MacGregor, John M. 1941-
MacGREGOR, John M. 1941-
PERSONAL: Born March 14, 1941, in Montreal, Quebec, Canada; son of Charles Edward (a welder) and Florence Grace (a church secretary; maiden name, Eaman) MacGregor. Education: McGill University, B.A. (with honors), 1966; Princeton University, M.A., 1969, Ph.D., 1978.
ADDRESSES: Home—4845 17th St., San Francisco, CA 94117.
CAREER: Ontario College of Art, Toronto, Ontario, Canada, professor of psychology of art, 1971-85; writer. Art historian, independent scholar, art exhibit organizer, and psychotherapist; lecturer at numerous universities, art institutions, and associations in the United States, Canada, England, and Switzerland; visiting scholar at the School of Psychiatry of the Menninger Foundation, 1969-70, and with Anna Freud at the Hampstead Clinic, 1975-76.
AWARDS, HONORS: Canada Council research fellow, 1975; Pro Helvetia fellow, 1987; Ernst Kris Award, American Society of Psychopathology of Expression, 1990.
WRITINGS:
The Discovery of the Art of the Insane, Princeton University Press (Princeton, NJ), 1989.

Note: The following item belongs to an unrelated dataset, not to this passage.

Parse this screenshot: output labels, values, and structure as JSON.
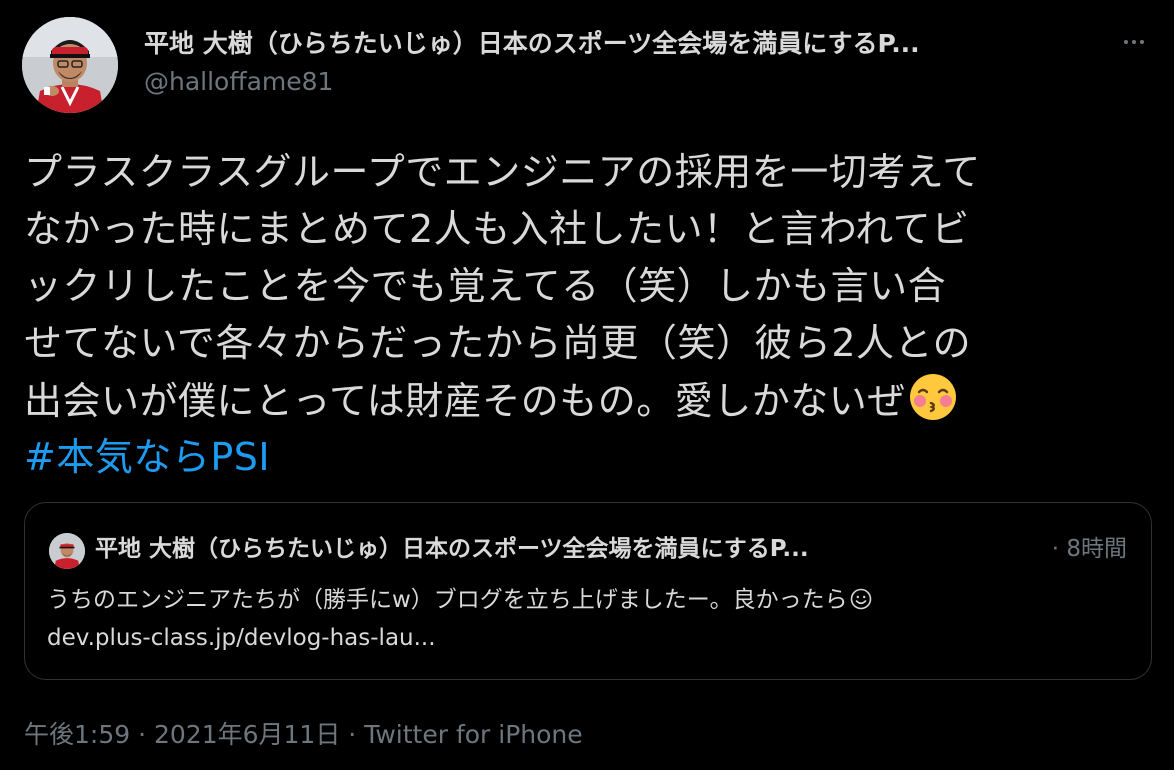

Metamorphosis: The Fiber Art of Judith Scott: The Outsider Artist and the Experience of Down's Syndrome, Creative Growth Art Center (Oakland, CA), 1999.
Also author of catalog essays, including L'Art Brut: Images of an Alter World, and Outsiders and Insiders: Parallel Visions in Modern Art. Contributor of essays and articles to numerous periodicals.
SIDELIGHTS: In addition to his formal education in art history, John M. MacGregor has researched and trained in the fields of psychiatry, psychoanalysis, psychology, and the psychopathology of art. He utilizes this interdisciplinary approach in his first publication, The Discovery of the Art of the Insane. The book presents a historical study of the discovery and ensuing validation of the artwork of insane individuals. Such works were originally regarded as meaningless scribbles and only received attention from the patients' psychiatrists. But by the second half of the twentieth century, these creations were deemed to have therapeutic as well as legitimate artistic value. MacGregor shares this viewpoint. Although his book focuses mainly on actual psychotics and their works of art, MacGregor also addresses the underlying issue of the social acknowledgment of mentally imbalanced people. In a review of The Discovery of the Art of the Insane in the Times Literary Supplement, Liam Hudson declared, "This beautifully produced book chronicles one of the more remarkable transformations of our time: the movement of mad thought and mad art from the very edge of our collective vision to a point close to its center."
MacGregor offers several reasons why the existence and works of insane artists have been legitimatized over the years. One factor was the advent of romanticism, the literary, artistic, and philosophical movement that began in the eighteenth century and was characterized by emphasis on the imagination and emotions. Seemingly ruled by these traits, psychotics became the subject of odd fascination. Later, Austrian psychoanalyst Sigmund Freud's theories led to the belief that the unconscious mind could be the source of artistic inspiration and creativity, and that mentally deranged people could more easily access this part of the mental system. More recently, the artwork of the insane has shown similarities to various genres in modern art, especially art brut ("raw art"); surrealism, a movement characterized by the combination of apparently incongruent images; and expressionism, which focuses on the artist's emotional responses to objects rather than the objects themselves. In his review of The Discovery of the Art of the Insane in the New York Times Book Review, Michael Vincent Miller stated, "Some Expressionist and Surrealist painters deliberately imitated the works of schizophrenics, who, they proclaimed, were the superior masters."
Miller questioned the difference between sane and insane inspiration in art. He commented, "If there is a border between them, we have not yet been very successful in mapping it." Hudson suggested that sane and insane artists "tap the same unconscious reservoirs of psychic energy, and differ, not in principle, but in the terms on which access to this reservoir is achieved." This debate—brought to the fore in MacGregor's book The Discovery of the Art of the Insane—provides an example of how insane art has been legitimatized. As Miller proclaimed, "Two centuries of romanticism and modernism have left us a peculiar legacy: sanity seems to have little place in modern art."
BIOGRAPHICAL AND CRITICAL SOURCES:
periodicals
New York Times Book Review, December 17, 1990.